Alexandru Kiss

Personal information
- Full name: Alexandru Petru Kiss
- Date of birth: 11 June 1959 (age 66)
- Place of birth: Săcueni, Romania
- Height: 1.88 m (6 ft 2 in)
- Position: Defender

Senior career*
- Years: Team / Apps / (Gls)
- 1976–1987: Bihor Oradea / 195 / (16)
- 1987–1994: Stăruința Săcueni
- Total:  / 195 / (16)

Managerial career
- 1995–2000: Viitorul Oradea (youth center)
- 2000–2001: Bihor Oradea (assistant)
- 2001–2002: Minerul Șuncuiuș
- 2002–2003: Unirea Valea lui Mihai
- 2003–2005: Bihor Oradea (youth center)
- 2005–2006: Bihor Oradea (assistant)
- 2006: Bihor Oradea
- 2008–2009: Cetatea Biharia
- 2010: Viitorul Popești
- 2010: Luceafărul Oradea
- 2011–2014: Kinder Paleu (assistant)
- 2014–2017: Luceafărul Oradea (assistant)
- 2017: Luceafărul Oradea
- 2017: Luceafărul Oradea (assistant)
- 2018–2024: Vulturii Săcueni

= Alexandru Kiss =

Romanian footballer (born 1959)

Alexandru Petru Kiss (born 11 April 1959) is a Romanian of Hungarian ethnicity former professional footballer and currently a football manager.
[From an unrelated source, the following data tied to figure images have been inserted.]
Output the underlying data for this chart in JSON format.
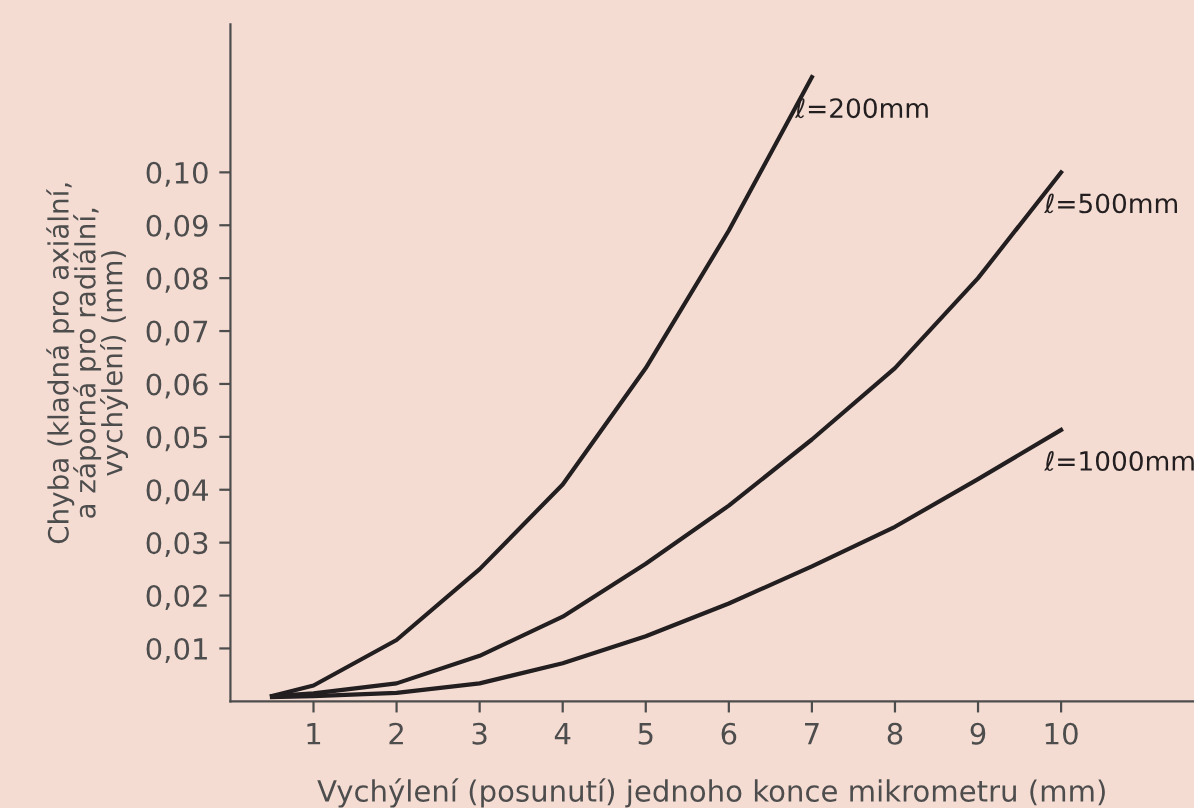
{
  "chart_data": {
    "type": "line",
    "xlabel": "Vychýlení (posunutí) jednoho konce mikrometru (mm)",
    "ylabel": "Chyba (kladná pro axiální,\na záporná pro radiální,\nvychýlení) (mm)",
    "series": [
      {
        "name": "ℓ=200mm",
        "color": "#231f20",
        "x": [
          0.5,
          1,
          2,
          3,
          4,
          5,
          6,
          7
        ],
        "values": [
          0.001,
          0.003,
          0.0116,
          0.025,
          0.041,
          0.063,
          0.089,
          0.118
        ]
      },
      {
        "name": "ℓ=500mm",
        "color": "#231f20",
        "x": [
          0.5,
          1,
          2,
          3,
          4,
          5,
          6,
          7,
          8,
          9,
          10
        ],
        "values": [
          0.001,
          0.0015,
          0.0034,
          0.0086,
          0.016,
          0.026,
          0.037,
          0.0495,
          0.063,
          0.08,
          0.1
        ]
      },
      {
        "name": "ℓ=1000mm",
        "color": "#231f20",
        "x": [
          0.5,
          1,
          2,
          3,
          4,
          5,
          6,
          7,
          8,
          9,
          10
        ],
        "values": [
          0.0008,
          0.001,
          0.0016,
          0.0034,
          0.0072,
          0.0123,
          0.0185,
          0.0255,
          0.033,
          0.042,
          0.0513
        ]
      }
    ],
    "xlim": [
      0,
      11.6
    ],
    "ylim": [
      0,
      0.128
    ],
    "xticks": [
      1,
      2,
      3,
      4,
      5,
      6,
      7,
      8,
      9,
      10
    ],
    "yticks": [
      {
        "value": 0.01,
        "label": "0,01"
      },
      {
        "value": 0.02,
        "label": "0,02"
      },
      {
        "value": 0.03,
        "label": "0,03"
      },
      {
        "value": 0.04,
        "label": "0,04"
      },
      {
        "value": 0.05,
        "label": "0,05"
      },
      {
        "value": 0.06,
        "label": "0,06"
      },
      {
        "value": 0.07,
        "label": "0,07"
      },
      {
        "value": 0.08,
        "label": "0,08"
      },
      {
        "value": 0.09,
        "label": "0,09"
      },
      {
        "value": 0.1,
        "label": "0,10"
      }
    ],
    "grid": false,
    "legend": false,
    "marker": "none",
    "line_style": "solid"
  }
}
Kiss played almost its entire career for FC Bihor Oradea, club for which appeared in 195 matches and scored 16 goals (106 matches and 5 goals in Divizia A).

After retirement he started his football coach career in the youth center of Viitorul Oradea, then was the manager of various fourth tier teams such as Vulturii Săcueni, Minerul Șuncuiuș, Unirea Valea lui Mihai or Cetatea Biharia, among others. At the level of Liga II he was the manager of FC Bihor Oradea and Luceafărul Oradea, but for short periods of time, in generally serving as assistant coach for Zsolt Muzsnay, Marin Ion or Cornel Țălnar, among others.